Coming out of the cinema we discovered lauperr‘s wallet had gone missing and was most likely stolen. Inside was a quarter of her monthly wages, cash card, driving licnese, NI card etc. so the rest of the day was very stressful for her, having to ring the bank, DVLA, police etc.

That didn’t do much for my already tainted view of humanity.

By the end of the day my state of mind had slipped so low I actually found myself emailing candidates for the European elections and anyone who knows me will know just how out of character that is for me.

Anyway, that was yesterday. Last night lauperr slept over and today we took her five year old sister to take a picture she’d drawn to my grandparents where we stayed a little longer than I had hoped. This evening I’ve finished my latest job application and I’m going to hand deliver it tomorrow so I can get a look at the place.

Todays interesting URLS:
LocustWorld – Bio Diverse Networking unleashed!
South Witham Broadband
Community Wireless

Grr. I’ve just missed the beginning of Hannibal.

Btw, welcome to wildduckling and her new LiveJournal.

Double Click Patent and CC for the BBC

On April 27th Microsoft was granted patent number 6,727,830 which is basically a patent on double clicking. Surely someone can muster some prior art for this one? I can’t help but think this is getting silly. See Eurovote

The BBC has announced that they will be opening up their archive and applying Creative Commons licenses to the works. On the face of it this is fantastic news and could help spread awareness of what Creative Commons are trying to do. However, in light of one of slef’s recent blog posts here I have some concerns over the CC licenses. Under the Debian Free Software Guidelines (DFSG) the CC licenses are still non-free as described here. This has put a dent in my enthusiasm about Creative Commons.

Further to my previous post about small hard disks, Toshiba have just announced the release of a 60Gb 1.8″ hard drive and “Toshiba is currently shipping 350,000 of the 1.8-inch drives per month to Apple for use in the iPod”.

The 40Gb disk had two platters each holding 20Gb, the new 60Gb disk has increased that to 30Gb per platter bringing the total to 60Gb. This is astonishing when you actually hold an iPod which I did for the first time a few days ago. The things are tiny! And that’s not even the iPod mini. I can see iRiver coming up with the “iHP 1-60” soon too.

In other news, the trailer for Michael Moore’s new documentary, Fahrenheit 9/11 has been released but I’m having the usual problems with Windows Media Player and Quicktime and so far have only heard the sound!

Shareaza, a file sharing client I’d never heard of has just released its source code under the GPL. Having not been impressed by any file sharing clients at all recently I thought I’d give it a go (I like searching for CC licensed music to try). So far all it seems to have done is miraculously crashed my router several times! The mind boggles.

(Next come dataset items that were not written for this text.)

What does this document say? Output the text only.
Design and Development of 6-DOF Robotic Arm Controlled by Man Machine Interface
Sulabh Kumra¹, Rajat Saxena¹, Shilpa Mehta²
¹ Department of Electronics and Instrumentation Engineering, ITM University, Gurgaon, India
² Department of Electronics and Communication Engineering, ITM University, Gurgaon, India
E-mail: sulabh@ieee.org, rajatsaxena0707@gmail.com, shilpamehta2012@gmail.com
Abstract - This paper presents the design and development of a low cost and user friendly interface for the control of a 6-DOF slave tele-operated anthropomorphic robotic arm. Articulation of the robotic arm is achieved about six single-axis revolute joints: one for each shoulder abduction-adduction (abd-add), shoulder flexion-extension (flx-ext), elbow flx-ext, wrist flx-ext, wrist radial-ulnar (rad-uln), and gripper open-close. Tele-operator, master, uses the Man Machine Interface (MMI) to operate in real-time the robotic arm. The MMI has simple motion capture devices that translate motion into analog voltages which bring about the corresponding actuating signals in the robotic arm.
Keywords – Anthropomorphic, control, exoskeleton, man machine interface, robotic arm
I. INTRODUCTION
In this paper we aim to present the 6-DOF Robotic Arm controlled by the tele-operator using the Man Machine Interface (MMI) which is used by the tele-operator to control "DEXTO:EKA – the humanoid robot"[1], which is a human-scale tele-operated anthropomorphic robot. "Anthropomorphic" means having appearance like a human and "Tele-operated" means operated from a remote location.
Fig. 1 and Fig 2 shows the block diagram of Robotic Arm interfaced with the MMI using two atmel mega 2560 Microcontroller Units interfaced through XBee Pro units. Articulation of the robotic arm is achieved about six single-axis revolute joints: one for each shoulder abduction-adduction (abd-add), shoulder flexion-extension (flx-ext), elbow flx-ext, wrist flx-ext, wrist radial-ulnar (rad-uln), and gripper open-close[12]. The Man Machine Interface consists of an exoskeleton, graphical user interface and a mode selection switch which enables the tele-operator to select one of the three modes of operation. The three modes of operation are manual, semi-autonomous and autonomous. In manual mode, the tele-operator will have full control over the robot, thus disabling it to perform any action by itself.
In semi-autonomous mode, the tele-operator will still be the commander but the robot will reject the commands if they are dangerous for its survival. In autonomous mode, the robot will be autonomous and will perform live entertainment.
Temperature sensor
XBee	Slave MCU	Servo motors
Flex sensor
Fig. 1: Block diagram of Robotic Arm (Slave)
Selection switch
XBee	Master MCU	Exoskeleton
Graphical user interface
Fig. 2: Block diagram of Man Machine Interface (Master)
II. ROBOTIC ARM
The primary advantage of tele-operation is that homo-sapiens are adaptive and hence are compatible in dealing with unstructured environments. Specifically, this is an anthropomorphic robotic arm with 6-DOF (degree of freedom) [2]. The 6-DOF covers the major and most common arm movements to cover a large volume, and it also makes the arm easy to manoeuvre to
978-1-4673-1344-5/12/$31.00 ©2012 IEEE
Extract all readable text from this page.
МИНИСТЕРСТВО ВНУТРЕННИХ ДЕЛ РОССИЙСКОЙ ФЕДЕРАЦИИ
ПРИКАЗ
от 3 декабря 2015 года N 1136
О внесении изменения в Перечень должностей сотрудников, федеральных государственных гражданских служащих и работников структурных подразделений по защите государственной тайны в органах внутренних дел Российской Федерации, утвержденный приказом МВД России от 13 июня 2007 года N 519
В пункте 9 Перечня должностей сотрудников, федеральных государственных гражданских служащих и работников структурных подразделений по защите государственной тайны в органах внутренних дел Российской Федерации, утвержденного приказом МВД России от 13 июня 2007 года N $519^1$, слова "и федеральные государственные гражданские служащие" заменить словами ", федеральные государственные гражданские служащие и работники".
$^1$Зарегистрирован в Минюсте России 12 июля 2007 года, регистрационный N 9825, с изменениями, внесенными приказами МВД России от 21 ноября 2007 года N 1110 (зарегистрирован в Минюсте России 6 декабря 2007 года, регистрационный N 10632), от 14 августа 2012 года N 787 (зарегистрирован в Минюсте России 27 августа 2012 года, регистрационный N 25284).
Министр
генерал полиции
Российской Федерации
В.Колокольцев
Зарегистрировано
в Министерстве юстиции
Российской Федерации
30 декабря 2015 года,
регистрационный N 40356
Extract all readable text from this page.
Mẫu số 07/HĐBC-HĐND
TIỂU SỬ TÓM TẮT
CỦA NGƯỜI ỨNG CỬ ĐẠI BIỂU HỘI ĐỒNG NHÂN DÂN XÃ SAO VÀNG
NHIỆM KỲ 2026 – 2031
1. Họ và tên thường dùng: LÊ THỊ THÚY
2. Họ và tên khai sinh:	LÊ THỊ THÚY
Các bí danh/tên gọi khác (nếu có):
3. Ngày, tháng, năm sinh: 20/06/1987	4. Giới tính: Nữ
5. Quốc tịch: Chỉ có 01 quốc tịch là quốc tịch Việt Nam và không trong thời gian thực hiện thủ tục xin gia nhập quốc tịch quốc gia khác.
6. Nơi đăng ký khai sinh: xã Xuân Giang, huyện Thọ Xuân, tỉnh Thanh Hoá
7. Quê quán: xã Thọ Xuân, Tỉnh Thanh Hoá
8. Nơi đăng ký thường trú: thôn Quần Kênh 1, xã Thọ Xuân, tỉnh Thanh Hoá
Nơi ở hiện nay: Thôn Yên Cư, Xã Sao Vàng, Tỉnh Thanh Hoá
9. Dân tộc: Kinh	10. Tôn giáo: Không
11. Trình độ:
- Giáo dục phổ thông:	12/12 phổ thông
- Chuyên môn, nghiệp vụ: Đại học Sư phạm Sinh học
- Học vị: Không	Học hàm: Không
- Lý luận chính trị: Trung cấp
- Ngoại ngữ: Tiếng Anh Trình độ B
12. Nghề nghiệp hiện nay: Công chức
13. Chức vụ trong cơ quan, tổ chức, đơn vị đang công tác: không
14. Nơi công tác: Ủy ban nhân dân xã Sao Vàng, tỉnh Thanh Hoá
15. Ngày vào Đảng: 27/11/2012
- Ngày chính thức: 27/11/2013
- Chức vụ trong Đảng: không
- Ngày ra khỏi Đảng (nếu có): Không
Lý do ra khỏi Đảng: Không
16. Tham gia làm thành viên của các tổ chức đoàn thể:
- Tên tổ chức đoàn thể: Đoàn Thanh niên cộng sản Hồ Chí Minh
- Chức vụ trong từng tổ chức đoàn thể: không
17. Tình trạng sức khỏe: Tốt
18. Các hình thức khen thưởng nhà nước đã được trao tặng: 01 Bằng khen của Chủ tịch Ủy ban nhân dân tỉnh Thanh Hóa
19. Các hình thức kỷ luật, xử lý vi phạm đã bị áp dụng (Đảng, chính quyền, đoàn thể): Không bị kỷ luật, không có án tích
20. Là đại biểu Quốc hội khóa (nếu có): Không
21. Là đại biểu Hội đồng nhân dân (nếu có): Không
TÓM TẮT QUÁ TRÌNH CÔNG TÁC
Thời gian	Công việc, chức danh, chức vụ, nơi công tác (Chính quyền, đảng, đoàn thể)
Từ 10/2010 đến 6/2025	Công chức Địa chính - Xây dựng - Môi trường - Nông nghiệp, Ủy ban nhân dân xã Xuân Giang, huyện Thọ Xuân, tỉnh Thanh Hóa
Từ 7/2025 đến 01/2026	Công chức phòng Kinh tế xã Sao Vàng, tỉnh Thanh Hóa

I got an application form through this morning for another part time ICT technician job. The pay is pretty lousy as usual but I like the look of this one.

lauperr has set up her new web site, EveryoneLoves.me.uk Click “[enter]” just above the soppy holding page image I made to have a look inside. Seeing as it’s hosted on tralk in my bedroom it has probably been a little temperamental recently due to my router problems but should be OK now.

I finished reading Douglas Adams’ Last Chance to See last night. I’ve never had so many goose pimples from the ending of a book before, it was very thought provoking. It was still a much lighter read than the Bill Bryson book I read last which lead onto this one perfectly.

Plan for today: more maths and the job application.